Selain itu, vaksin AstraZeneca-Oxford juga digadang-gadang efektif untuk memerangi varian SARS-CoV-2 di Inggris (B117) dan Afrika Selatan (501.V2). Untuk varian 501.V2 dengan gejala ringan, penelitian menunjukkan vaksin AstraZeneca masih ampuh. Seiring varian baru muncul, AstraZeneca-Oxford terus memodifikasi vaksin juga.
"Vaksin AstraZeneca berisi antigen Spike dari virus SARS-CoV-2 yang dibawa oleh virus Adenovirus (virus yang tidak ganas). Jadi lebih murni diharapkan memberikan antibodi yang lebih tinggi. " — pernyataan Prof. Dr. dr. Sri Rezeki Hadinegoro, Sp.A(K) saat dihubungi IDN Times.
6. Mengenai kabar pembekuan darah dan anaphylaxis akibat vaksin AstraZeneca
Baru-baru ini, muncul kabar bahwa vaksin AstraZeneca-Oxford dapat menyebabkan pembekuan darah akut pada otak atau trombosis sinus vena serebri (CSVT). Hal ini sempat menyebabkan penggunaan vaksin AstraZeneca-Oxford di Eropa dihentikan sementara.
Perlu ditekankan bahwa sejauh ini, angka penderita CSVT setelah vaksinasi amat minim. Di Inggris, dari 11 juta penerima vaksin, 5 orang menderita CSVT dan hanya 1 yang fatal. Sekarang pun, penggunaan vaksin AstraZeneca-Oxford sudah dilanjutkan di Eropa.
Badan Pengawas Obat Eropa (EMA) memang menerima 13 laporan CSVT. Namun, setelah diselidiki, CSVT terjadi secara alami dan tidak ada kaitannya dengan vaksin AstraZeneca-Oxford. Tinjauan dari EMA pun menyatakan kepercayaan maksimal terhadap keamanan dan khasiat vaksin AstraZeneca-Oxford.
Untuk mencegah kasus CSVT, penyelenggara vaksin harus terus memantau situasi. Apabila ada gejala seperti memar abnormal pada kepala dan sakit kepala yang membandel setelah vaksinasi, segera lakukan pemeriksaan medis untuk mencegah kemungkinan terburuk.

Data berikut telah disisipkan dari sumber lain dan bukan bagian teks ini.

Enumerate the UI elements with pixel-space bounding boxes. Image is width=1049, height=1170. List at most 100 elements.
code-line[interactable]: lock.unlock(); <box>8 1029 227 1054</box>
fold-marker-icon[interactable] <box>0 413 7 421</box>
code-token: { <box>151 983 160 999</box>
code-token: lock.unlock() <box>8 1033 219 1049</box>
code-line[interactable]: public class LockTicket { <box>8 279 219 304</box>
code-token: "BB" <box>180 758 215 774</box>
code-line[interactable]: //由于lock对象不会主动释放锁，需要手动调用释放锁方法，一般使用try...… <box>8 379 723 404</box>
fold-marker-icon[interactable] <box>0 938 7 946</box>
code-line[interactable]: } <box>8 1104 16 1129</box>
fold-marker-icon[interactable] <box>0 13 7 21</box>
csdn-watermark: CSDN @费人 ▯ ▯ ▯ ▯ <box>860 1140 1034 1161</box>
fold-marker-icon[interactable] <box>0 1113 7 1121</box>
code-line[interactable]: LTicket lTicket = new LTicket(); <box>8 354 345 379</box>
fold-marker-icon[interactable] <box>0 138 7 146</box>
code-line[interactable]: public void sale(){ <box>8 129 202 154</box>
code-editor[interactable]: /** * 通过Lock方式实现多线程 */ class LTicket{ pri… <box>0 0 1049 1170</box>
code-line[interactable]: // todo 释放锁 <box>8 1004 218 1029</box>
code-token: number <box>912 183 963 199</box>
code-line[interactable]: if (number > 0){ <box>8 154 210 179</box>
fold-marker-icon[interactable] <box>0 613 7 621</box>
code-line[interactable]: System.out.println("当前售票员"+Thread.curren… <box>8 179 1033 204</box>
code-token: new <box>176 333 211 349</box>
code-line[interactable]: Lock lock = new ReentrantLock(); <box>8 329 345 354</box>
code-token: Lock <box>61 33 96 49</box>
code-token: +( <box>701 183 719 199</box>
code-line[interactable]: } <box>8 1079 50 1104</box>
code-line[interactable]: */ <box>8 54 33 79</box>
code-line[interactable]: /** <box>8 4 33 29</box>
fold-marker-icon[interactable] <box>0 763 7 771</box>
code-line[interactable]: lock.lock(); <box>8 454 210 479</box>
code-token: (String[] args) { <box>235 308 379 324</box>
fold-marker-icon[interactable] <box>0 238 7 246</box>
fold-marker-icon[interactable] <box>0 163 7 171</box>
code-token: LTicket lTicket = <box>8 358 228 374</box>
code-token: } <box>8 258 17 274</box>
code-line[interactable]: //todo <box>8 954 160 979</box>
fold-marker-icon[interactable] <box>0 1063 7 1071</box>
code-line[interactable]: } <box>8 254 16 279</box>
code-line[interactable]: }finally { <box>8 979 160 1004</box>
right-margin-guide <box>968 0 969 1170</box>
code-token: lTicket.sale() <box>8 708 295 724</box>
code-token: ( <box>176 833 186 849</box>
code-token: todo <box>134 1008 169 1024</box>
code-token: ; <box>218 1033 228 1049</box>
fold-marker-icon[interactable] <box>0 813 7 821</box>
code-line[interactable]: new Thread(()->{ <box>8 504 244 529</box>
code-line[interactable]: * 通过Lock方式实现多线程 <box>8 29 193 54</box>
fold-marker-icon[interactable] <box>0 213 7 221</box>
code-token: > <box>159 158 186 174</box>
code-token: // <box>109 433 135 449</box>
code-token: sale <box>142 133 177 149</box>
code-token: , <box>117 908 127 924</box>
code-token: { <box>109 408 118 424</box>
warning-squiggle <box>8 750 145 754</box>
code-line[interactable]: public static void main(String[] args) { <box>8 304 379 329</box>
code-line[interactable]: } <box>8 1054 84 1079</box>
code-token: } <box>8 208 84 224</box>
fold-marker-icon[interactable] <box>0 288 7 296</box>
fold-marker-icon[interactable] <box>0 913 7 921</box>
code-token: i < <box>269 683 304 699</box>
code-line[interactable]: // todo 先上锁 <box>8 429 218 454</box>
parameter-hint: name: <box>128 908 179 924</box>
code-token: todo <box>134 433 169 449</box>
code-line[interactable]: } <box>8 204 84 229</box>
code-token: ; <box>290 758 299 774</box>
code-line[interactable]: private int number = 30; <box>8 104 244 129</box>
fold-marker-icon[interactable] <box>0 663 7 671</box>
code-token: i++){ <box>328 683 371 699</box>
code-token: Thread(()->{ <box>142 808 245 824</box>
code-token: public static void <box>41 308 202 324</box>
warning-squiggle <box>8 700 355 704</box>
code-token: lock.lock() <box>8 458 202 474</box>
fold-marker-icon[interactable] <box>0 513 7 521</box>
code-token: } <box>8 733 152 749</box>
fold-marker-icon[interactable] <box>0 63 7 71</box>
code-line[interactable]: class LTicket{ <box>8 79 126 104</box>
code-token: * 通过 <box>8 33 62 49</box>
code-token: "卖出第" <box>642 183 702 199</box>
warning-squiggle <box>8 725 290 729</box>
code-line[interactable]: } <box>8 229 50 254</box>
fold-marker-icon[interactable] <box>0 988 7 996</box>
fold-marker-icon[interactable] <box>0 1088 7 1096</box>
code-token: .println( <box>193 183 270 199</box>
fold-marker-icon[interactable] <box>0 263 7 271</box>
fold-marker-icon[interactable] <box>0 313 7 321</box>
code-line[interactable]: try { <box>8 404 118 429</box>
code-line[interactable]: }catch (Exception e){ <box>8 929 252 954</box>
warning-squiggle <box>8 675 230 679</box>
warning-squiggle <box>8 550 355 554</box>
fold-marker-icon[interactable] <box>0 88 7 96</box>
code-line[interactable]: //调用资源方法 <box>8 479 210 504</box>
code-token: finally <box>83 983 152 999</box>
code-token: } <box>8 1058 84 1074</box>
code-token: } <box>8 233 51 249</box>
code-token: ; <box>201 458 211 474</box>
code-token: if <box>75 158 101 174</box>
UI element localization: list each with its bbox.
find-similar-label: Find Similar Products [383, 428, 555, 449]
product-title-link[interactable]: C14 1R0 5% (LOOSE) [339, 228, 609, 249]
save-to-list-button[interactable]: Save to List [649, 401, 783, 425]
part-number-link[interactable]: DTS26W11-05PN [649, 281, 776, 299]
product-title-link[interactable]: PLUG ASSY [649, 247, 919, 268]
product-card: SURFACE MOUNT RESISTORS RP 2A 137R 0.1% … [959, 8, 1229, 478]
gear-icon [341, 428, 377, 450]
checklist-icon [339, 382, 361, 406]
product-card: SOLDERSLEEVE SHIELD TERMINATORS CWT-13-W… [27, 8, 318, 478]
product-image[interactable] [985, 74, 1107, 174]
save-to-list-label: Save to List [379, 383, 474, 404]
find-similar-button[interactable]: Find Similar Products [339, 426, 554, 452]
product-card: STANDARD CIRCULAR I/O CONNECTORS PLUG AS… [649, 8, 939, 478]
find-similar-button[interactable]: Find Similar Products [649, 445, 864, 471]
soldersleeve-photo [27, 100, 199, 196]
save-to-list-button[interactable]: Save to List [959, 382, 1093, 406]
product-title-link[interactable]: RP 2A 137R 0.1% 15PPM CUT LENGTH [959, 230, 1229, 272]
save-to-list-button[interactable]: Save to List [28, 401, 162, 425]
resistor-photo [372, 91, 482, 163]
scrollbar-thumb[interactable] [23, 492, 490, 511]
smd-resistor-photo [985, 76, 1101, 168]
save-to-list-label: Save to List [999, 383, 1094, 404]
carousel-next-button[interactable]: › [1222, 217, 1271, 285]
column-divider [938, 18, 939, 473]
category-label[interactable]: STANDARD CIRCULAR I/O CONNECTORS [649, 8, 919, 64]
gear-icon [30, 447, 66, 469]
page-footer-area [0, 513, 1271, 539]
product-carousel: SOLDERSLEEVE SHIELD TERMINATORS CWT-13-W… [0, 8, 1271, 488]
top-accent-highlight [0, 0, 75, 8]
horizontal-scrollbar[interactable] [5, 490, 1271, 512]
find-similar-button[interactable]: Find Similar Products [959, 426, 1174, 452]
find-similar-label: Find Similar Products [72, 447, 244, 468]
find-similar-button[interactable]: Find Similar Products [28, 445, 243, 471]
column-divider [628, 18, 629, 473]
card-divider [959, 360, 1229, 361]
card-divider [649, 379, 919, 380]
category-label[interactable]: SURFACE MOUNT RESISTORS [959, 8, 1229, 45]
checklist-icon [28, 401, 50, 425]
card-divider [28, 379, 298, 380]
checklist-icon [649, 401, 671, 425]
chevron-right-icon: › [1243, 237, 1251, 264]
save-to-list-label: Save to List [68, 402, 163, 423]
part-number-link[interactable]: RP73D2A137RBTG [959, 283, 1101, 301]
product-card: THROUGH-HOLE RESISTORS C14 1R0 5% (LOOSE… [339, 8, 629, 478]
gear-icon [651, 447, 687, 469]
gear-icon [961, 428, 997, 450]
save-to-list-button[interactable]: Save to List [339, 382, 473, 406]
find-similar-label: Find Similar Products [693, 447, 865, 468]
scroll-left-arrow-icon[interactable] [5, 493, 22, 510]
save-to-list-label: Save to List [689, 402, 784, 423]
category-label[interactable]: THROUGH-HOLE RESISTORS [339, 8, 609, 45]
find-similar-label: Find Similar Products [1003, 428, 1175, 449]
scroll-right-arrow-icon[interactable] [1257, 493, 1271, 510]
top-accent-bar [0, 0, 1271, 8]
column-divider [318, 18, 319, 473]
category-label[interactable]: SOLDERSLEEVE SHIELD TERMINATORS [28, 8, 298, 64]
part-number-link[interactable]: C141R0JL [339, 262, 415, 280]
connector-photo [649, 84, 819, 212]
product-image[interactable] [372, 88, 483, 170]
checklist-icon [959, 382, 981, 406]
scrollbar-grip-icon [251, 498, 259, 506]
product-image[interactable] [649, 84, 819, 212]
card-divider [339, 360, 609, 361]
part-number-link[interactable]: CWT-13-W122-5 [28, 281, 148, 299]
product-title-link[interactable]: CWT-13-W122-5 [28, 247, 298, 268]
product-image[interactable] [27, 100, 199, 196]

Reaksi alergi pada vaksin AstraZeneca-Oxford amat jarang, namun bisa terjadi. Menurut laporan Pusat Pengendalian dan Pencegahan Penyakit AS (CDC), reaksi alergi parah atau anafilaksis jarang terjadi, hanya 11,1 kasus per satu juta dosis vaksin dan 80 persennya terjadi pada penerima vaksin dengan riwayat alergi. Agen Domino99
Oleh karena itu, individu dengan reaksi alergi tidak disarankan menerima vaksin AstraZeneca-Oxford sebelum berkonsultasi dengan dokter. Terutama, bila mereka memiliki salah satu dari riwayat alergi berikut:
- Anafilaksis terhadap dosis sebelumnya dari vaksin COVID-19 yang sama
- Anafilaksis setelah terpapar bahan apa pun dari vaksin COVID-19.
Jika kamu mengalami anafilaksis terhadap senyawa atau vaksin lain, vaksin AstraZeneca-Oxford masih diperbolehkan. Namun, pastikan tim medis mengetahui riwayat anafilaksismu. Tentunya, setelah vaksin kamu akan diminta tinggal 30 menit untuk memantau reaksi imun. Tidak perlu panik!